„Wenn ich ‚strategische Partnerschaft‘ schreibe, werden Sie fragen: ‚Was geschah im September 2022?‘“, so der Premierminister.
Russland und Armenien waren historisch über Jahrhunderte hinweg enge Verbündete, verbunden durch eine gemeinsame Geschichte und Sicherheitsbedürfnisse.
Doch laut dem armenischen Premierminister Nikol Paschinjan gibt es keinen Grund mehr, Russland als strategischen Partner zu behandeln.
Im Gespräch mit Reportern in Jerewan zeigte er direkt auf Moskau und die Organisation des Vertrags über kollektive Sicherheit (OVKS). Laut der Nachrichtenagentur ARKA hätten beide ihre Sicherheitsverpflichtungen während eines Grenzkonflikts mit Aserbaidschan im Jahr 2022 nicht erfüllt.
„Nach den Ereignissen vom September 2022 zu sagen, es gäbe eine strategische Partnerschaft … Wenn wir jetzt ‚strategische Partnerschaft‘ in das Programm der armenischen Regierung für 2026–2031 schreiben, werden Sie fragen, warum Russland und die OVKS ihre Sicherheitsverpflichtungen im September 2022 nicht erfüllt haben“, erklärte Paschinjan.
Die Spaltung verdeutlicht einen dramatischen Wandel in der Geopolitik des Südkaukasus nach Jahren der Spannungen.
Was geschah im September 2022?
Im September 2022 kam es zu einer größeren militärischen Eskalation zwischen Armenien und Aserbaidschan, die letztlich zum dauerhaften Zusammenbruch des Bündnisses zwischen Armenien und Russland führte.
Über mehrere Tage intensiver Kämpfe, beginnend am 12. und 13. September 2022, führten aserbaidschanische Streitkräfte schwere Artillerie-, Drohnen- und Raketenangriffe auf Stellungen innerhalb der international anerkannten souveränen Grenzen Armeniens durch.
Da der Angriff auf dem international anerkannten Hoheitsgebiet Armeniens stattfand, erwartete Jerewan eine sofortige defensive Reaktion gemäß seinen bilateralen Verträgen mit Russland und Artikel 4 der OVKS-Charta zur kollektiven Verteidigung (dem postsowjetischen Äquivalent zu Artikel 5 der NATO).
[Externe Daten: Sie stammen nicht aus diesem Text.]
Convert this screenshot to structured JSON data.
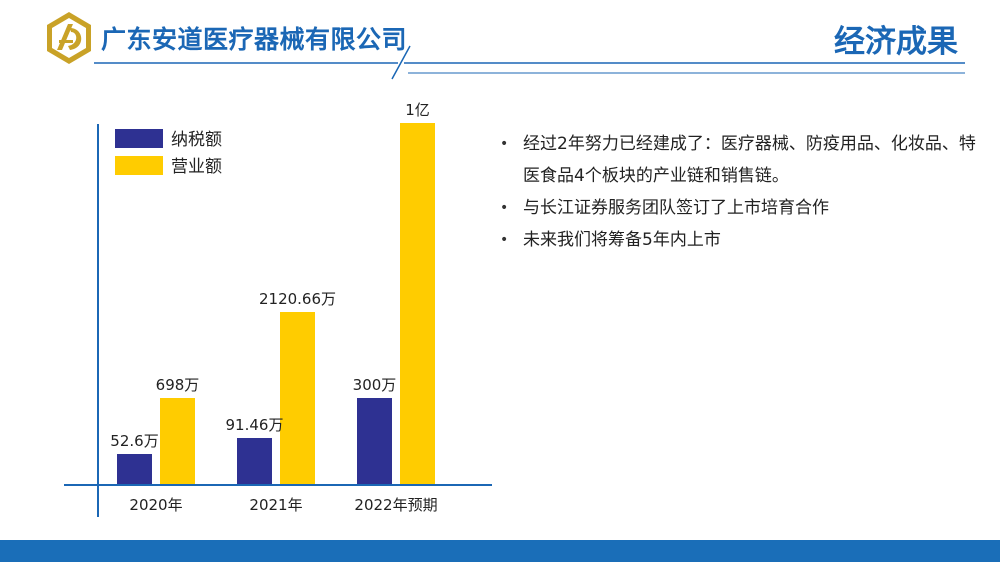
{
  "header": {
    "company": "广东安道医疗器械有限公司",
    "title": "经济成果",
    "brand_color": "#1b67b5",
    "logo_gold": "#c9a227"
  },
  "bullets": [
    "经过2年努力已经建成了：医疗器械、防疫用品、化妆品、特医食品4个板块的产业链和销售链。",
    "与长江证券服务团队签订了上市培育合作",
    "未来我们将筹备5年内上市"
  ],
  "chart_data": {
    "type": "bar",
    "categories": [
      "2020年",
      "2021年",
      "2022年预期"
    ],
    "series": [
      {
        "name": "纳税额",
        "values": [
          52.6,
          91.46,
          300
        ],
        "labels": [
          "52.6万",
          "91.46万",
          "300万"
        ],
        "color": "#2e3192"
      },
      {
        "name": "营业额",
        "values": [
          698,
          2120.66,
          10000
        ],
        "labels": [
          "698万",
          "2120.66万",
          "1亿"
        ],
        "color": "#ffcc00"
      }
    ],
    "unit": "万",
    "legend": "top-left"
  }
}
Doch da Russland mit der neu begonnenen Invasion der Ukraine beschäftigt war, kam keine Hilfe, als Armenien darum bat.
Ein Abschied wird begrüßt
Jerewan fror seine OVKS-Mitgliedschaft Anfang 2024 ein und stellte kurz darauf die Finanzierung ein. Paschinjan hatte die Gruppe zuvor als „Blasenbündnis“ abgetan und mehreren Mitgliedstaaten vorgeworfen, sich auf die Seite Bakus zu stellen.
Er bestätigte dem Parlament, dass Armenien in den nächsten fünf Jahren nicht beabsichtige, die aktive Teilnahme an dem Militärbündnis wieder aufzunehmen. Tatsächlich begrüßte er die Möglichkeit, vollständig ausgeschlossen zu werden.
„Ich wäre sehr froh, wenn die Organisation beschließen würde, die Republik Armenien auszuschließen. In jedem Fall würde es uns von dem Dilemma befreien, ob wir austreten oder nicht“, sagte Paschinjan laut lokalen Medienberichten wie The New Voice of Ukraine berichtet.
Der russische Außenminister Sergej Lawrow hatte zuvor angemerkt, dass die Mitgliedstaaten Armenien das Stimmrecht entziehen oder es wegen unbezahlter Beiträge ausschließen könnten. Paschinjan erwiderte gelassen, seine Regierung werde das Ergebnis einfach akzeptieren.
Hinwendung zu Europa
Anstatt nach Osten zu blicken, verlagert Armenien seinen Fokus stillschweigend auf die Europäische Union. Paschinjan äußerte sich zu Forderungen aus Moskau bezüglich eines möglichen nationalen Referendums über den Beitritt zum Block.
Offizielle Regierungspläne beschreiben die Verschiebung der Beziehungen zu Russland als „einen natürlichen Prozess“, der von neuer regionaler Dynamik angetrieben werde. Der Dialog werde auf dem Papier fortgesetzt. Dennoch beschreitet Armenien einen neuen Weg für seine internationale Zukunft.